If your loved one is one of millions of Americans who suffers from an eating disorder such as anorexia nervosa or bulimia, you may feel alone, without guidance or understanding. As a romantic partner, you need to know how to navigate issues such as parenting, sex and intimacy, and running a household. This book provides that help by addressing your uniquely complex and difficult situation, and provides much-needed support for growth and healing.

By Their Side

by Lara Lyn Bell

In the depths of illness, it can be difficult to believe recovery is possible. Overcoming an eating disorder is one of the hardest battles any of us can fight—not only for the afflicted person but also for the friends, family members, and loved ones suffering beside them, wondering how they can help. By Their Side understands. The parents, siblings, friends, doctors, psychologists, and survivors who lend their voices to this book have all witnessed the destructive power of an eating disorder firsthand. By sharing their powerful testimony, expert advice, tips, and technical knowledge, they hope to empower you to understand what your loved one is going through and how you can provide the best possible support. As you read, you may also follow along in the companion book, Working by Their Side, a workbook for guided journaling, recording observations, and compiling resources for your loved one and yourself. No matter how dark the future seems, there is hope for healing. Let By Their Side help you find the way. Learn more at bytheirsidebook.com.

The Daily Dare for Eating Disorders

by Linda Kaye

A book to help those struggling with an eating disorder, such as anorexia or bulimia, or even other addictive illnesses. designed to provide practical help and tips for overcoming the battle. Through interactive activities and a daily dare, Linda challenges the reader to carry out a hands-on activity to help fight the voice of “Ed.” It is the perfect recovery companion, providing inspiration, compassionate, and meaningful messages to inspire and promote hope for a journey that can, at times, feel hopeless.

Hope for Recovery

by Catherine Brown and Christina Tinker

The statistics regarding eating disorders are staggering. 30 million people in the U.S. alone suffer from eating disorders and every 62 minutes, a person dies as a direct result of an eating disorder. In fact, there is a higher mortality rate from eating disorders than from any other mental illness.

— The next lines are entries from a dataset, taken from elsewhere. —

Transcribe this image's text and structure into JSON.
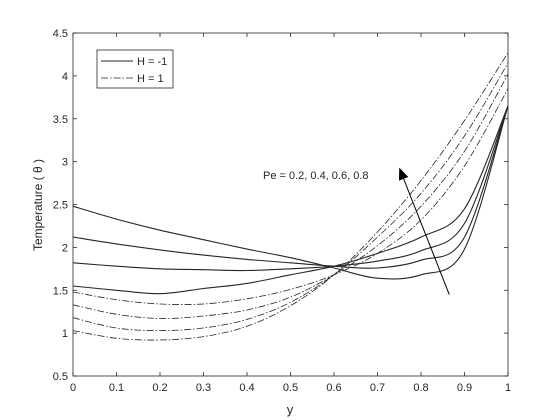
{
  "chart_data": {
    "type": "line",
    "xlabel": "y",
    "ylabel": "Temperature ( θ )",
    "xlim": [
      0,
      1
    ],
    "ylim": [
      0.5,
      4.5
    ],
    "xticks": [
      0,
      0.1,
      0.2,
      0.3,
      0.4,
      0.5,
      0.6,
      0.7,
      0.8,
      0.9,
      1
    ],
    "yticks": [
      0.5,
      1,
      1.5,
      2,
      2.5,
      3,
      3.5,
      4,
      4.5
    ],
    "grid": false,
    "legend": {
      "placement": "top-left",
      "entries": [
        {
          "label": "H = -1",
          "style": "solid"
        },
        {
          "label": "H = 1",
          "style": "dashdot"
        }
      ]
    },
    "annotation": {
      "text": "Pe = 0.2, 0.4, 0.6, 0.8",
      "arrow_from": [
        0.865,
        1.45
      ],
      "arrow_to": [
        0.75,
        2.93
      ]
    },
    "x": [
      0,
      0.1,
      0.2,
      0.3,
      0.4,
      0.5,
      0.6,
      0.7,
      0.8,
      0.9,
      1
    ],
    "series": [
      {
        "group": "H = -1",
        "Pe": 0.2,
        "style": "solid",
        "values": [
          1.82,
          1.78,
          1.75,
          1.74,
          1.73,
          1.75,
          1.78,
          1.84,
          1.96,
          2.28,
          3.65
        ]
      },
      {
        "group": "H = -1",
        "Pe": 0.4,
        "style": "solid",
        "values": [
          1.55,
          1.5,
          1.46,
          1.52,
          1.58,
          1.68,
          1.78,
          1.93,
          2.12,
          2.45,
          3.65
        ]
      },
      {
        "group": "H = -1",
        "Pe": 0.6,
        "style": "solid",
        "values": [
          2.12,
          2.04,
          1.97,
          1.91,
          1.86,
          1.82,
          1.78,
          1.76,
          1.85,
          2.12,
          3.65
        ]
      },
      {
        "group": "H = -1",
        "Pe": 0.8,
        "style": "solid",
        "values": [
          2.48,
          2.33,
          2.2,
          2.09,
          1.98,
          1.88,
          1.76,
          1.64,
          1.68,
          1.98,
          3.65
        ]
      },
      {
        "group": "H = 1",
        "Pe": 0.2,
        "style": "dashdot",
        "values": [
          1.48,
          1.39,
          1.34,
          1.34,
          1.4,
          1.51,
          1.68,
          1.93,
          2.32,
          2.95,
          3.85
        ]
      },
      {
        "group": "H = 1",
        "Pe": 0.4,
        "style": "dashdot",
        "values": [
          1.33,
          1.22,
          1.17,
          1.2,
          1.27,
          1.42,
          1.68,
          2.02,
          2.48,
          3.12,
          4.02
        ]
      },
      {
        "group": "H = 1",
        "Pe": 0.6,
        "style": "dashdot",
        "values": [
          1.18,
          1.06,
          1.03,
          1.06,
          1.16,
          1.36,
          1.68,
          2.12,
          2.63,
          3.3,
          4.15
        ]
      },
      {
        "group": "H = 1",
        "Pe": 0.8,
        "style": "dashdot",
        "values": [
          1.03,
          0.94,
          0.92,
          0.96,
          1.08,
          1.32,
          1.68,
          2.18,
          2.78,
          3.48,
          4.27
        ]
      }
    ]
  }
}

Co-editors Catherine Brown, a writer, and Christina Tinker, corporate storyteller and courage cultivator, are among the 60% of people who have recovered from eating disorders. To help others who struggle, they have co-edited and contributed to a compilation of essays by women and men who have recovered from eating disorders, including anorexia, bulimia, and binge eating disorder.

The book’s diverse essays emphasize each writer’s journey to recovery, providing hope for individuals suffering with an eating disorder and their loved ones. In addition to these highly personal, vulnerable essays, the book includes informative sections with insights from mental health professionals on topics such as how families can help loved ones affected by eating disorders and males with eating disorders.

Starvation

by Molly Fennig

16-year-old Wes McCoy is not the favorite child. He does not have a wrestling scholarship to Stanford nor does he live up to the family legacy as an athlete, unlike his brother, Jason. But when Jason dies in a car accident on the way to the state high school wrestling championship, Wes turns to food to give him the control over his life he didn’t have before, and the kind of success he never tasted.

Told through alternating past and present chapters revolving around Jason’s death, Wes must come to terms with more than Jason’s death. There’s Caila, a defiant girl who introduces him to the painful pleasure of starving. And there’s Collin, Wes’s best friend who speaks in Shakespearean insults and with whom his relationship is irreparably damaged. But most of all, Wes must take back control from his eating disorder as he learns more about himself and the mystery surrounding Jason’s accident, before he loses his life and those closest to him.